# Previously

• In the previous lab, we learned we could make predictions about one variable by utilizing the information of another.
• In this lab, we will learn how to measure the accuracy of our predictions.
• This in turn will let us evaluate how well a model performs at making predictions.
• We’ll also use this information later to compare different models to find which model makes the best predictions.
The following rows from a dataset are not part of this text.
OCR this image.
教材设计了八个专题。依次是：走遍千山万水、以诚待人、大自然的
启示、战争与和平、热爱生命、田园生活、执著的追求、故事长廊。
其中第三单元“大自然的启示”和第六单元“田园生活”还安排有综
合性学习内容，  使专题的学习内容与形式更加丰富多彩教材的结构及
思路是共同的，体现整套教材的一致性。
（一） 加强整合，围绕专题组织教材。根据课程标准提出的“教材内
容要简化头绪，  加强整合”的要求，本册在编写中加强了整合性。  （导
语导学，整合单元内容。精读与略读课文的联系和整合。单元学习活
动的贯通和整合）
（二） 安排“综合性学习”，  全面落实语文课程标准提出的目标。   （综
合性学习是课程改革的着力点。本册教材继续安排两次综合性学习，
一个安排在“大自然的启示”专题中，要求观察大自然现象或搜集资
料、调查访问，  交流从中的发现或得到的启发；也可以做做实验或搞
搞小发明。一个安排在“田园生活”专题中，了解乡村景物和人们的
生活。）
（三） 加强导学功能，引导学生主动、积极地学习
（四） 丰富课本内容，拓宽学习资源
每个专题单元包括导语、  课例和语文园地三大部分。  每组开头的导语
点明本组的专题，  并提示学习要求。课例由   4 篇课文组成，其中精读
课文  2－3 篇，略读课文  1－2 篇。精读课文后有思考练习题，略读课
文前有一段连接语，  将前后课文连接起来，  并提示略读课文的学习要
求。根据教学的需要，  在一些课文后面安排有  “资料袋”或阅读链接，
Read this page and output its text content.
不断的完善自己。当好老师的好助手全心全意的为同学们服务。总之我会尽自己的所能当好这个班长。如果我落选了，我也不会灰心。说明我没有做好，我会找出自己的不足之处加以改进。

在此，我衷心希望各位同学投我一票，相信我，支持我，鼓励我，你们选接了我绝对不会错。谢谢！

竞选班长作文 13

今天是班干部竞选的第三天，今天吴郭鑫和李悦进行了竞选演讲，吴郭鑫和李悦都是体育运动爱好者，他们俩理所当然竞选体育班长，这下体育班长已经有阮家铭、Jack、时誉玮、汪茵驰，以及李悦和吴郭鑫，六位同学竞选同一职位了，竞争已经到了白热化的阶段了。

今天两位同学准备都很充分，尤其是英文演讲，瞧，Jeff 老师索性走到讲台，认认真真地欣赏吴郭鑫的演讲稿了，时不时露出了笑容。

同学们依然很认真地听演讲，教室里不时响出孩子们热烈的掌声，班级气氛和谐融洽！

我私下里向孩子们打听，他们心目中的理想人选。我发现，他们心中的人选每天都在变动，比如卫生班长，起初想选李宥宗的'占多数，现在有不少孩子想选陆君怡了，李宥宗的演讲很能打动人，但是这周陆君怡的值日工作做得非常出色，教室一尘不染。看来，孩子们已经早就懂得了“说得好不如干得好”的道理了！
# Predictions using a line

• Load the arm_span data again.
• Create an xyplot with height on the y-axis and armspan on the x-axis.
• Type add_line() to run the add_line function; you’ll be prompted to click twice in the plot window to create a line that you think fits the data well.
• Fill in the blanks below to create a function that will make predictions of people’s heights based on their armspan:
make_predictions <- function(armspans) {
____ * armspans + ____
}

• Fill in the blanks to include your predictions in the arm_span data.
____ <- mutate(____, predictions = ____(____))
• Now that we’ve made our predictions, we’ll need to figure out a way to decide how accurate our predictions are.
• We’ll want to compare our predicted heights to the actual heights.
• At the end, we’ll want to come up with a single number summary that describes our model’s accuracy.

# Sums of differences

• One method we might consider to measure our model’s accuracy is to sum the differences in the actual heights minus our predicted heights.
• What do these differences measure?
• Fill in the blanks below to create a function which calculates the sum of differences:
accuracy <- function(actual, predicted) {
sum(____ - ____)
}
• Then fill in the blanks to calculate our accuracy summary.
summarize(____, ____(____, ____))

# Checking our work

• Describe and interpret, in words, what the output of your accuracy summary means.
• Compare your accuracy summary with a neighbor. Whose line was more accurate and why?
• Write down why adding positive and negative errors together is problematic for accessing prediction accuracy.
• Why does calculating the squared values for the differences solve this problem?
• Alter your accuracy function to first calculate the differences, then square them and finally take the mean of the squared differences. This is called the mean squared error (MSE).
• Calculate the MSE of your line.

• Create a regression line as you did in the previous lab, for height and armspan.
• We also refer to regression lines as linear models.
• Assign this model the name best_fit.
• Making predictions with models R is familiar with is simpler than with lines, or models, we come up with ourselves.
• Fill in the blanks to make predictions using best_fit:
____ <- mutate(____, predictions = predict(____))
• Calculate the MSE for these new predicted values.

# The magic of lm()

• The lm() function creates the line of best fit equation by finding the line that minimizes the mean squared error. Meaning, it’s the best fitting line possible.
• Compare the MSE value you calculated using the line you fitted with add_line() to the the same value you calculated using the lm function.
• Ask your neighbors if any of their lines beat the lm line in terms of the MSE. Were any of them successful?
• To see how the lm line fits your data, create a scatterplot and then run:
add_line(intercept = ____, slope = ____)